Das Landgericht hatte an den beiden vorherigen Prozesstagen die Öffentlichkeit ausgeschlossen, weil die ehemalige Lebensgefährtin und deren Tochter ausgesagt hatten und dabei nach intimen Details befragt worden waren. Die Anklage wirft dem Mann vor, die Frau im September 2002 in Gieboldehausen und Anfang 2003 in Rittmarshausen zweimal vergewaltigt zu haben. Außerdem soll er sich der damals zehnjährigen Tochter seiner Lebensgefährtin genähert haben, unter anderem unter der Dusche, in der Badewanne und im Bett des damals elfjährigen Mädchens. Der Angeklagte streitet die Vorwürfe ab.

In der Verhandlung am Montag sagte ein Facharzt der Asklepios-Klinik aus, der regelmäßig mit der Frau therapeutische Gespräche geführt hatte. Der Mediziner erklärte, sie sei jahrelang medikamenten- und opiatabhängig gewesen und an einer depressiven Störung mit psychotischen Schüben gelitten. In dieser Zeit habe sie mehrfach diffus von angeblichen Vergewaltigungen gesprochen, nicht nur durch den Angeklagten.

Ein Gutachter erklärt am Montag, der Angeklagte leide unter Persönlichkeitsstörungen, habe regelmäßig soziale Normen missachtet und führe einen Lebensstil mit starkem Hang zu Straftaten. In seiner sexuellen Orientierung sei er jedoch nicht auffällig, auch nicht in Richtung einer pädophilen Neigung.

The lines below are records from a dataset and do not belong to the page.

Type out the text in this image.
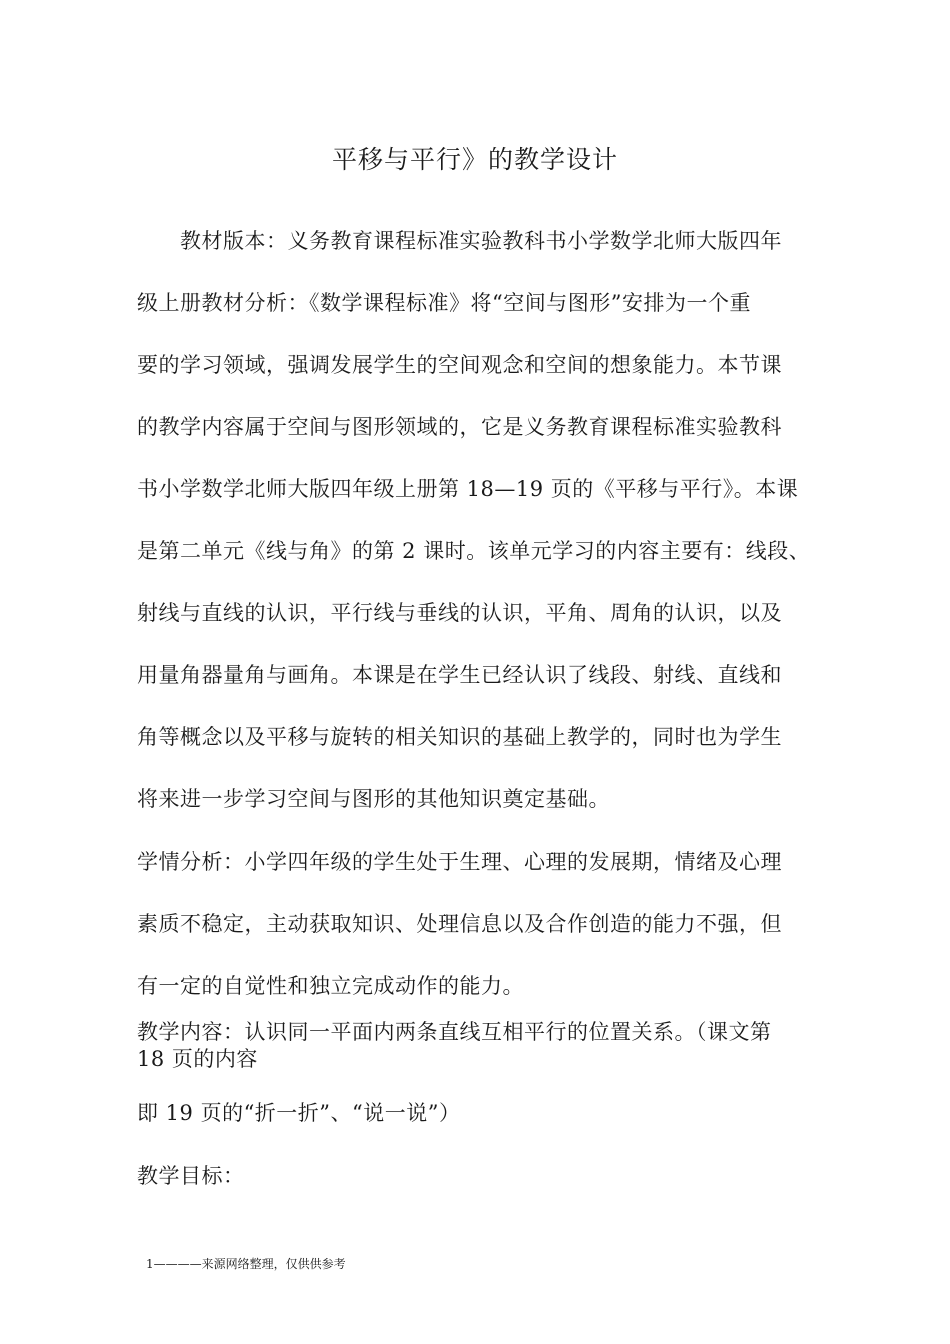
平移与平行》的教学设计
教材版本：义务教育课程标准实验教科书小学数学北师大版四年
级上册教材分析：《数学课程标准》将“空间与图形”安排为一个重
要的学习领域，强调发展学生的空间观念和空间的想象能力。本节课
的教学内容属于空间与图形领域的，它是义务教育课程标准实验教科
书小学数学北师大版四年级上册第 18—19 页的《平移与平行》。本课
是第二单元《线与角》的第 2 课时。该单元学习的内容主要有：线段、
射线与直线的认识，平行线与垂线的认识，平角、周角的认识，以及
用量角器量角与画角。本课是在学生已经认识了线段、射线、直线和
角等概念以及平移与旋转的相关知识的基础上教学的，同时也为学生
将来进一步学习空间与图形的其他知识奠定基础。
学情分析：小学四年级的学生处于生理、心理的发展期，情绪及心理
素质不稳定，主动获取知识、处理信息以及合作创造的能力不强，但
有一定的自觉性和独立完成动作的能力。
教学内容：认识同一平面内两条直线互相平行的位置关系。（课文第
18 页的内容
即 19 页的“折一折”、“说一说”）
教学目标：
1————来源网络整理，仅供供参考
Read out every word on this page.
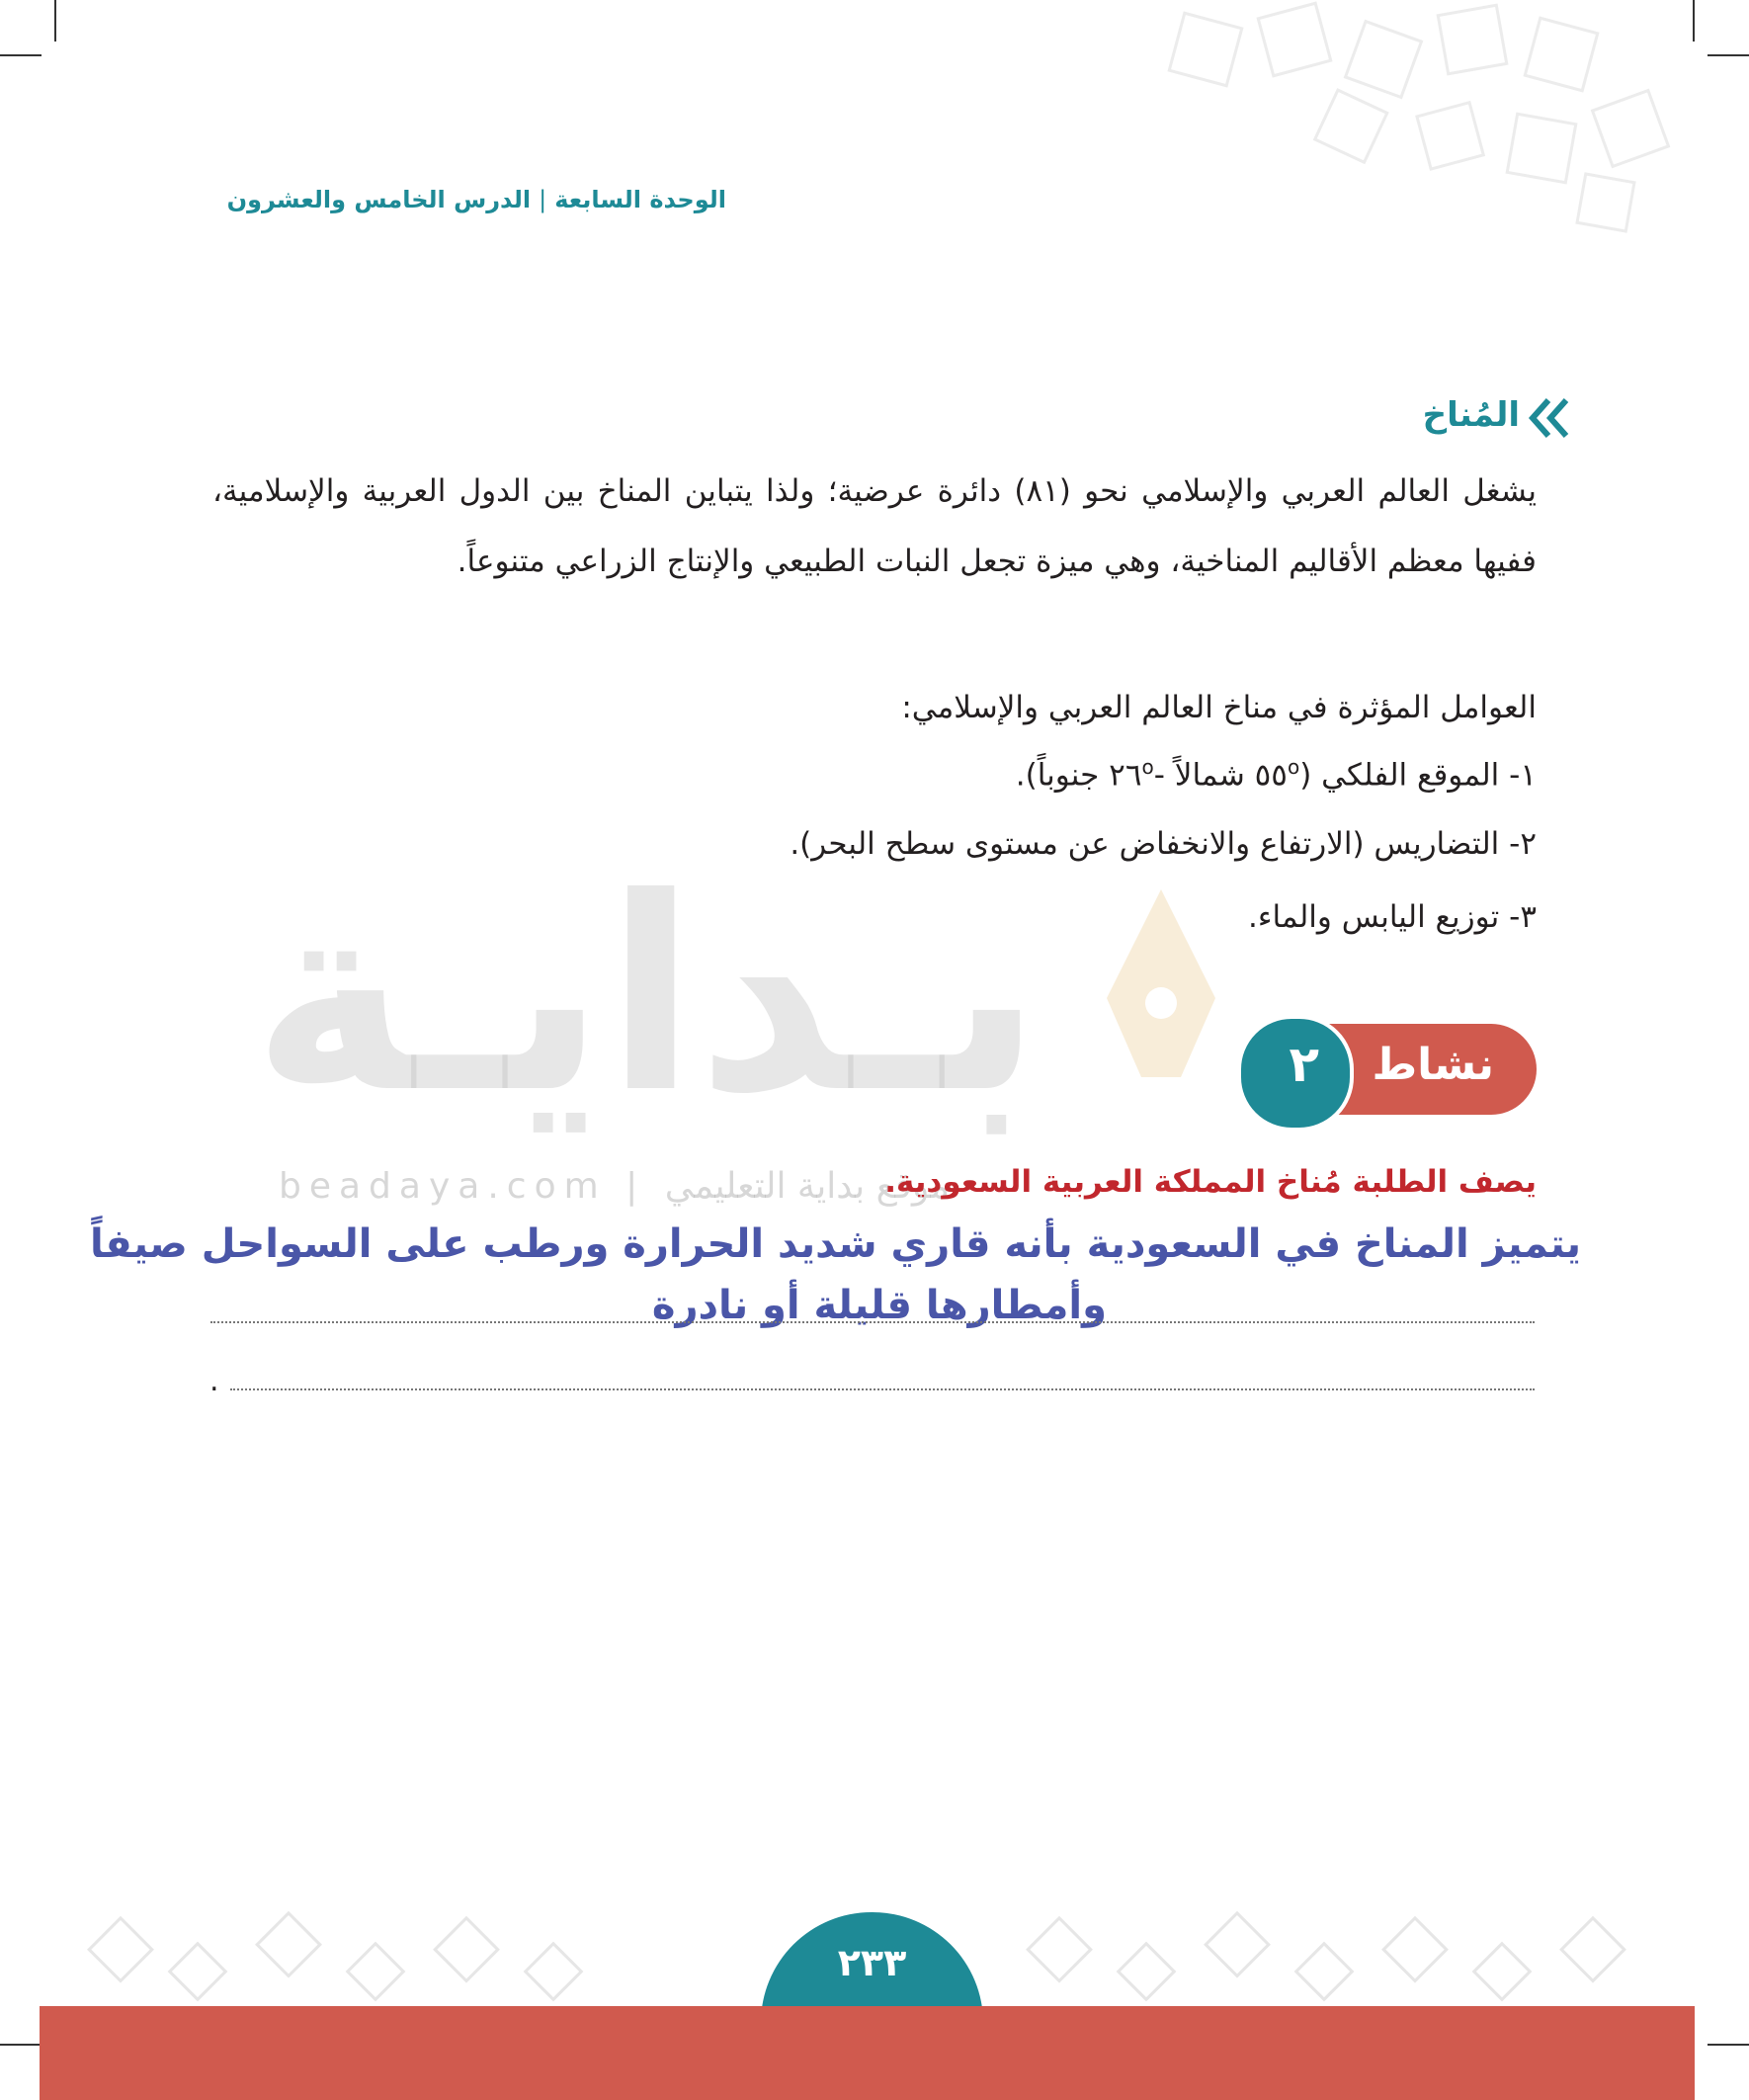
الوحدة السابعة|الدرس الخامس والعشرون
المُناخ
يشغل العالم العربي والإسلامي نحو (٨١) دائرة عرضية؛ ولذا يتباين المناخ بين الدول العربية والإسلامية، ففيها معظم الأقاليم المناخية، وهي ميزة تجعل النبات الطبيعي والإنتاج الزراعي متنوعاً.
العوامل المؤثرة في مناخ العالم العربي والإسلامي:
١- الموقع الفلكي (٥٥$^o$ شمالاً -٢٦$^o$ جنوباً).
٢- التضاريس (الارتفاع والانخفاض عن مستوى سطح البحر).
٣- توزيع اليابس والماء.
بـدايـة
beadaya.com | موقع بداية التعليمي
نشاط
٢
يصف الطلبة مُناخ المملكة العربية السعودية.
يتميز المناخ في السعودية بأنه قاري شديد الحرارة ورطب على السواحل صيفاً
وأمطارها قليلة أو نادرة
.
٢٣٣
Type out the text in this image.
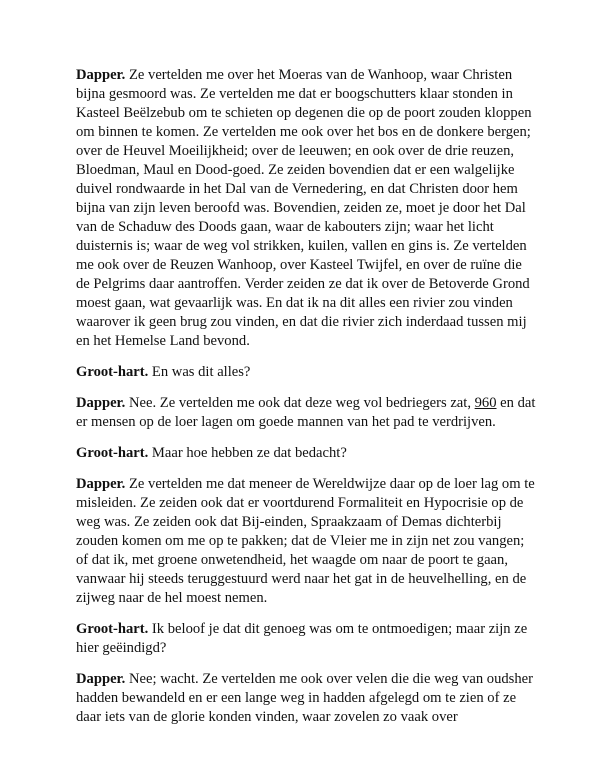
Dapper. Ze vertelden me over het Moeras van de Wanhoop, waar Christen bijna gesmoord was. Ze vertelden me dat er boogschutters klaar stonden in Kasteel Beëlzebub om te schieten op degenen die op de poort zouden kloppen om binnen te komen. Ze vertelden me ook over het bos en de donkere bergen; over de Heuvel Moeilijkheid; over de leeuwen; en ook over de drie reuzen, Bloedman, Maul en Dood-goed. Ze zeiden bovendien dat er een walgelijke duivel rondwaarde in het Dal van de Vernedering, en dat Christen door hem bijna van zijn leven beroofd was. Bovendien, zeiden ze, moet je door het Dal van de Schaduw des Doods gaan, waar de kabouters zijn; waar het licht duisternis is; waar de weg vol strikken, kuilen, vallen en gins is. Ze vertelden me ook over de Reuzen Wanhoop, over Kasteel Twijfel, en over de ruïne die de Pelgrims daar aantroffen. Verder zeiden ze dat ik over de Betoverde Grond moest gaan, wat gevaarlijk was. En dat ik na dit alles een rivier zou vinden waarover ik geen brug zou vinden, en dat die rivier zich inderdaad tussen mij en het Hemelse Land bevond.

Groot-hart. En was dit alles?

Dapper. Nee. Ze vertelden me ook dat deze weg vol bedriegers zat, 960 en dat er mensen op de loer lagen om goede mannen van het pad te verdrijven.

Groot-hart. Maar hoe hebben ze dat bedacht?

Dapper. Ze vertelden me dat meneer de Wereldwijze daar op de loer lag om te misleiden. Ze zeiden ook dat er voortdurend Formaliteit en Hypocrisie op de weg was. Ze zeiden ook dat Bij-einden, Spraakzaam of Demas dichterbij zouden komen om me op te pakken; dat de Vleier me in zijn net zou vangen; of dat ik, met groene onwetendheid, het waagde om naar de poort te gaan, vanwaar hij steeds teruggestuurd werd naar het gat in de heuvelhelling, en de zijweg naar de hel moest nemen.

Groot-hart. Ik beloof je dat dit genoeg was om te ontmoedigen; maar zijn ze hier geëindigd?

Dapper. Nee; wacht. Ze vertelden me ook over velen die die weg van oudsher hadden bewandeld en er een lange weg in hadden afgelegd om te zien of ze daar iets van de glorie konden vinden, waar zovelen zo vaak over
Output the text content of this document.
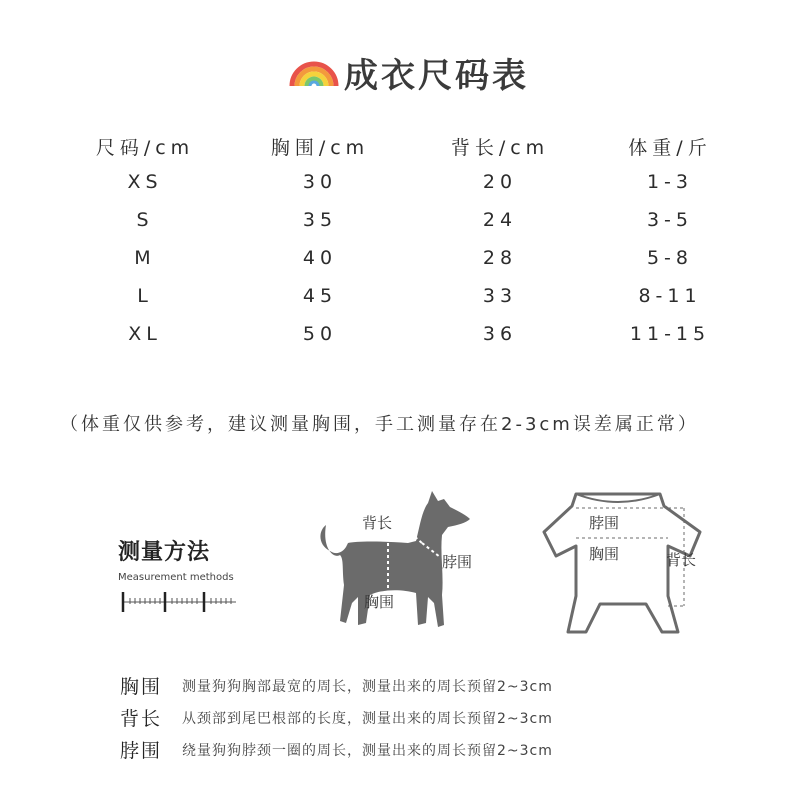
成衣尺码表
尺码/cm	胸围/cm	背长/cm	体重/斤
XS	30	20	1-3
S	35	24	3-5
M	40	28	5-8
L	45	33	8-11
XL	50	36	11-15
（体重仅供参考，建议测量胸围，手工测量存在2-3cm误差属正常）
测量方法
Measurement methods
背长
脖围
胸围
脖围
胸围	背长
胸围 测量狗狗胸部最宽的周长，测量出来的周长预留2~3cm
背长 从颈部到尾巴根部的长度，测量出来的周长预留2~3cm
脖围 绕量狗狗脖颈一圈的周长，测量出来的周长预留2~3cm
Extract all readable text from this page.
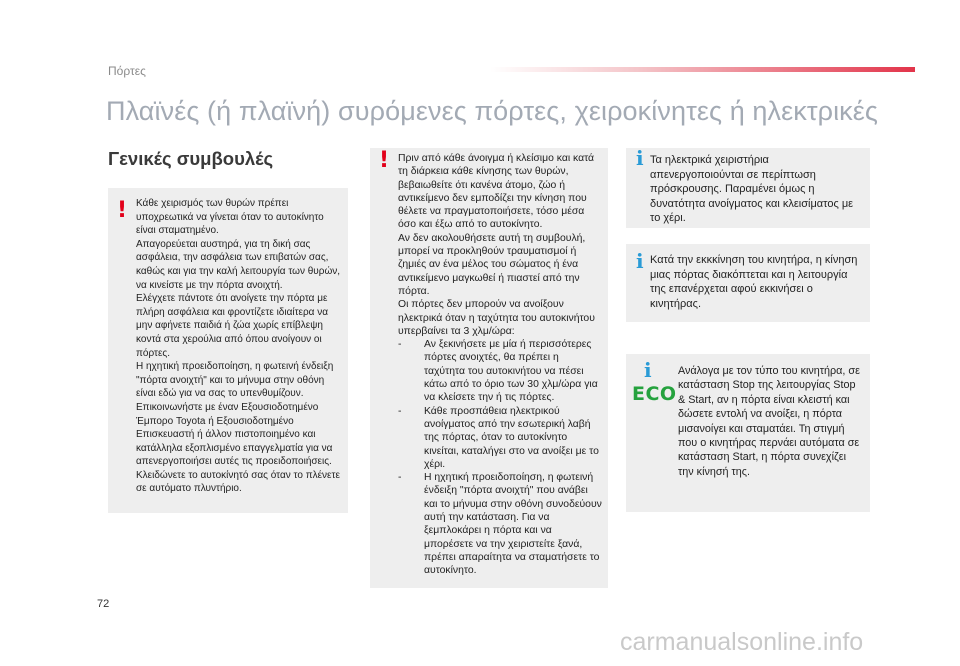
Πόρτες
Πλαϊνές (ή πλαϊνή) συρόμενες πόρτες, χειροκίνητες ή ηλεκτρικές
Γενικές συμβουλές
! Κάθε χειρισμός των θυρών πρέπει υποχρεωτικά να γίνεται όταν το αυτοκίνητο είναι σταματημένο.

Απαγορεύεται αυστηρά, για τη δική σας ασφάλεια, την ασφάλεια των επιβατών σας, καθώς και για την καλή λειτουργία των θυρών, να κινείστε με την πόρτα ανοιχτή.

Ελέγχετε πάντοτε ότι ανοίγετε την πόρτα με πλήρη ασφάλεια και φροντίζετε ιδιαίτερα να μην αφήνετε παιδιά ή ζώα χωρίς επίβλεψη κοντά στα χερούλια από όπου ανοίγουν οι πόρτες.

Η ηχητική προειδοποίηση, η φωτεινή ένδειξη "πόρτα ανοιχτή" και το μήνυμα στην οθόνη είναι εδώ για να σας το υπενθυμίζουν.

Επικοινωνήστε με έναν Εξουσιοδοτημένο Έμπορο Toyota ή Εξουσιοδοτημένο Επισκευαστή ή άλλον πιστοποιημένο και κατάλληλα εξοπλισμένο επαγγελματία για να απενεργοποιήσει αυτές τις προειδοποιήσεις.

Κλειδώνετε το αυτοκίνητό σας όταν το πλένετε σε αυτόματο πλυντήριο.

! Πριν από κάθε άνοιγμα ή κλείσιμο και κατά τη διάρκεια κάθε κίνησης των θυρών, βεβαιωθείτε ότι κανένα άτομο, ζώο ή αντικείμενο δεν εμποδίζει την κίνηση που θέλετε να πραγματοποιήσετε, τόσο μέσα όσο και έξω από το αυτοκίνητο.

Αν δεν ακολουθήσετε αυτή τη συμβουλή, μπορεί να προκληθούν τραυματισμοί ή ζημιές αν ένα μέλος του σώματος ή ένα αντικείμενο μαγκωθεί ή πιαστεί από την πόρτα.

Οι πόρτες δεν μπορούν να ανοίξουν ηλεκτρικά όταν η ταχύτητα του αυτοκινήτου υπερβαίνει τα 3 χλμ/ώρα:

- Αν ξεκινήσετε με μία ή περισσότερες πόρτες ανοιχτές, θα πρέπει η ταχύτητα του αυτοκινήτου να πέσει κάτω από το όριο των 30 χλμ/ώρα για να κλείσετε την ή τις πόρτες.
- Κάθε προσπάθεια ηλεκτρικού ανοίγματος από την εσωτερική λαβή της πόρτας, όταν το αυτοκίνητο κινείται, καταλήγει στο να ανοίξει με το χέρι.
- Η ηχητική προειδοποίηση, η φωτεινή ένδειξη "πόρτα ανοιχτή" που ανάβει και το μήνυμα στην οθόνη συνοδεύουν αυτή την κατάσταση. Για να ξεμπλοκάρει η πόρτα και να μπορέσετε να την χειριστείτε ξανά, πρέπει απαραίτητα να σταματήσετε το αυτοκίνητο.
i Τα ηλεκτρικά χειριστήρια απενεργοποιούνται σε περίπτωση πρόσκρουσης. Παραμένει όμως η δυνατότητα ανοίγματος και κλεισίματος με το χέρι.

i Κατά την εκκκίνηση του κινητήρα, η κίνηση μιας πόρτας διακόπτεται και η λειτουργία της επανέρχεται αφού εκκινήσει ο κινητήρας.

i
ECO

Ανάλογα με τον τύπο του κινητήρα, σε κατάσταση Stop της λειτουργίας Stop & Start, αν η πόρτα είναι κλειστή και δώσετε εντολή να ανοίξει, η πόρτα μισανοίγει και σταματάει. Τη στιγμή που ο κινητήρας περνάει αυτόματα σε κατάσταση Start, η πόρτα συνεχίζει την κίνησή της.

72
carmanualsonline.info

Der Angeklagte verweist zudem darauf, dass bei früheren Vorwürfen seiner Ex-Freundin gegen ihn von sexuellen Übergriffen noch keine Rede gewesen sei. Als Beleg dafür präsentierte seine Anwältin in der Verhandlung am Montag Briefe des mutmaßlichen Opfers aus der Zeit nach den angeblichen Übergriffen. Darin habe die Frau ihre Liebe zu ihrem damaligen Lebensgefährtin bekundet. Diese Briefe will das Gericht jetzt einsehen.